Reply Edited by TJones (WMF) 16:08, 4 October 2018 6 years ago

Revi C. (talkcontribs)

Input: 모든 모델은 MMX, SSE, SSE2, SSE3, SSSE3, SSE4.1, SSE4.2, 향상된 인텔 스피드스텝 기술(EIST), EM64T(Extended Memory 64 Technology), XD 비트, 가상화 기술, 스마트 캐시, 인텔 터보 부스트 지원

Mine: 모든/모델/MMX/SSE/SSE2/SSE3/SSSE3/SSE4.1/SSE4.2/향상/인텔/스피드/스텝/기술/EIST/EM64T/Extended/Memory/64/Technology/XD/비트/가상화/기술/스마트/캐시/인텔/터보/부스트/지원

Diff: I have 모든.

Input: 2006년 중화인민공화국에서는 단백질의 함량을 속여서, 미국으로 수출할 가축 사료의 원료인 밀글루텐 등 조단백 함량이 높은 사료 원료의 단백질양을 과장하여 부풀리는 데 이용하였다.

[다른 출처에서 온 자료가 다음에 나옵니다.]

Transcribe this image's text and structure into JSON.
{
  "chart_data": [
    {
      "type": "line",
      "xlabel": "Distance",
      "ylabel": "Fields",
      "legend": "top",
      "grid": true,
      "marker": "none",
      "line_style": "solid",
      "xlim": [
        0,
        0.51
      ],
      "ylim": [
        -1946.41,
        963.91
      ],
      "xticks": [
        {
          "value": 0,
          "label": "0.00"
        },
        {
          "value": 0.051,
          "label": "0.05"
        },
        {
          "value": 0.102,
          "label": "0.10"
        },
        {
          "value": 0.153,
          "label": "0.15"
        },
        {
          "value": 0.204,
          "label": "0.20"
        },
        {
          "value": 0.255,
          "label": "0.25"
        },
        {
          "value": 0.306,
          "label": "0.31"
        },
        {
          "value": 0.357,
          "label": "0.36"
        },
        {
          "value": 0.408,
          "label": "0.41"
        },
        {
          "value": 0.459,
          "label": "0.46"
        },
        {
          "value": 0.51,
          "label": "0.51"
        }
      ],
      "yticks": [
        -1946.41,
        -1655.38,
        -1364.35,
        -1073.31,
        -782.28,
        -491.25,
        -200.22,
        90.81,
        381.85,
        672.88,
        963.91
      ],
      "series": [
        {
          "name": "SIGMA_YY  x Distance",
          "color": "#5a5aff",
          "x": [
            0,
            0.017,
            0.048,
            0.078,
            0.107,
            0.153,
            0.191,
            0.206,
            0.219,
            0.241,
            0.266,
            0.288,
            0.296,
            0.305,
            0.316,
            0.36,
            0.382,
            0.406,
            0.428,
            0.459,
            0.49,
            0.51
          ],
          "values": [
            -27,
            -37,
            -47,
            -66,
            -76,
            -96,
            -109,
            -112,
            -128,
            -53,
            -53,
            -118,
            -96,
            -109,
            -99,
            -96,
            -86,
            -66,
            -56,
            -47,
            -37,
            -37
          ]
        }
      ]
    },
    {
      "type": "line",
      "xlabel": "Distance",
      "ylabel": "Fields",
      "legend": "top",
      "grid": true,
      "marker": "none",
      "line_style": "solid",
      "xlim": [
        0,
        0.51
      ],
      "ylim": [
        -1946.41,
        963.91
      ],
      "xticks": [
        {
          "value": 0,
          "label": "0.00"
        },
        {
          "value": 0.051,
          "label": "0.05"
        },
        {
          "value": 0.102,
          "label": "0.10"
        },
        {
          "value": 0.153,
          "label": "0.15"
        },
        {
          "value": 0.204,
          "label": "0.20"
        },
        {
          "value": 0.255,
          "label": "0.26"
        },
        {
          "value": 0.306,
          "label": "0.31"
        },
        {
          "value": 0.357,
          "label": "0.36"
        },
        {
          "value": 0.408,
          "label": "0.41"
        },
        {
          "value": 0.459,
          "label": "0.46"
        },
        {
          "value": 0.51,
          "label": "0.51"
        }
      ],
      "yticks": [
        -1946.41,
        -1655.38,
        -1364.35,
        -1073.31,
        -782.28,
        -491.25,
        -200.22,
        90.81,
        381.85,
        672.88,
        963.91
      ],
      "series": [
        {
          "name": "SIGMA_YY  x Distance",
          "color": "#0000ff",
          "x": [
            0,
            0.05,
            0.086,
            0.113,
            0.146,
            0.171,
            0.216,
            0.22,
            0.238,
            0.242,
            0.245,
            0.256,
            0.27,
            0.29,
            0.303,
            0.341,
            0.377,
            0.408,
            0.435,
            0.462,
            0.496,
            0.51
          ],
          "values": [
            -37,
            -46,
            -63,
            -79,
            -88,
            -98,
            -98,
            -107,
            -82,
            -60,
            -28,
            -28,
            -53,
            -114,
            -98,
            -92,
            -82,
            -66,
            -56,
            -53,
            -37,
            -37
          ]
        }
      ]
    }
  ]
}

Mine: 2006/년/중화/인민/공화국/단백질/함량/함량/속여서(속이)/미국/수출/가축/사료/원류/밀/글루텐/조단백/함량/높은/사료/원료/단백질/양/과장/부풀리는(부풀리)/이용

Diff: I did not split 조단백.

Input: 『산릉도감의궤』 등 문헌에 의하면 세종 영릉(英陵), 명종 강릉(康陵), 인조 장릉(長陵), 효종 영릉(寧陵)의 정자각이 팔작지붕이었으나, 후대에 모두 맞배지붕으로 교체되어 현재는 숭릉의 정자각만 팔작지붕으로 남아 있다.

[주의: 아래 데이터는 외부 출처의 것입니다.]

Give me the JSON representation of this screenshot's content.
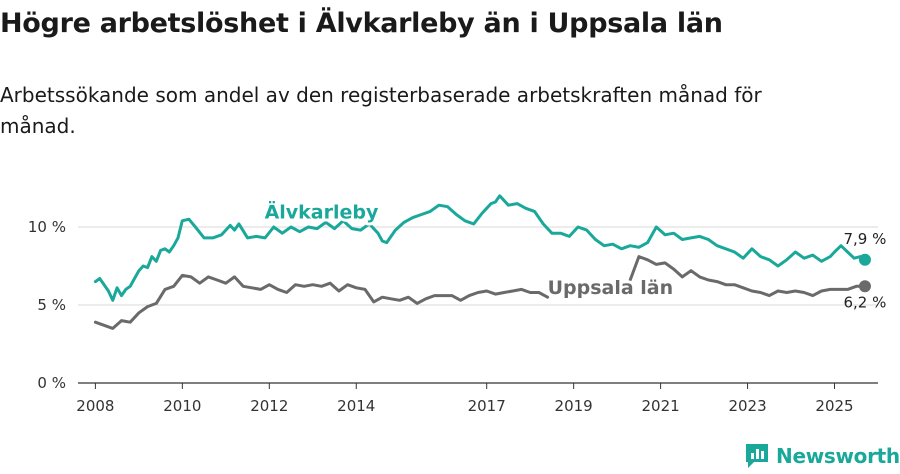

Mine: 산릉/도감/의궤/문헌/의하/세종/영릉/英陵(translates to 영릉)/명종/강릉/康陵(translates to 강릉)/인조/장릉/長陵(translates to 장릉)/효종/영릉/寧陵(translates to 영릉)/정자각/팔작지붕(can be split to 팔작/지붕)/이/후대/모두/맞배지붕(can be split to 맞배/지붕)/교체/현재/숭릉/정자각/팔작지붕/남아(남).

Diff: 의궤 (ko:의궤) is its own word. Should not omit 의 here.

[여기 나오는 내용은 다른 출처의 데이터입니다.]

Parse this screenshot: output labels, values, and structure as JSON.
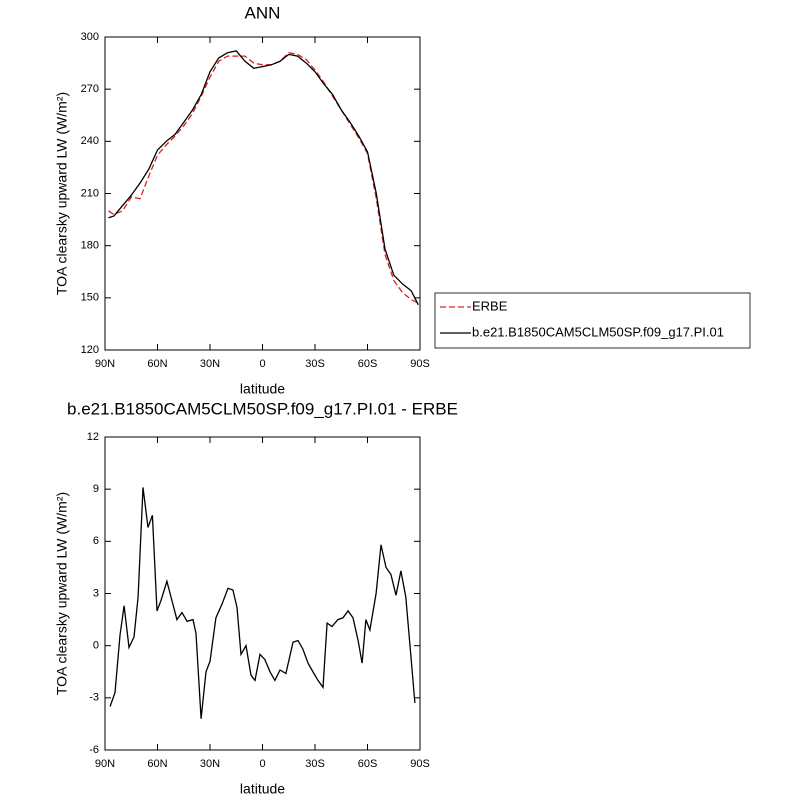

Input: 1934년 파울 폰 힌덴부르크 대통령이 사망한 후 히틀러는 수상과 대통령직을 겸무해서 국방국 최고 지휘권을 손에 넣게 되었다.

Mine: 1934/년/파울/폰/힌덴부르크/대통령/사망/후/히틀러/수상/대통령/직/겸무/국방/국/최고/지휘/권/손/넣/되

Diff: 권 means right. Should not be omitted.

Otherwise LGTM.

Reply 07:06, 9 October 2018 6 years ago

Revi C. (talkcontribs)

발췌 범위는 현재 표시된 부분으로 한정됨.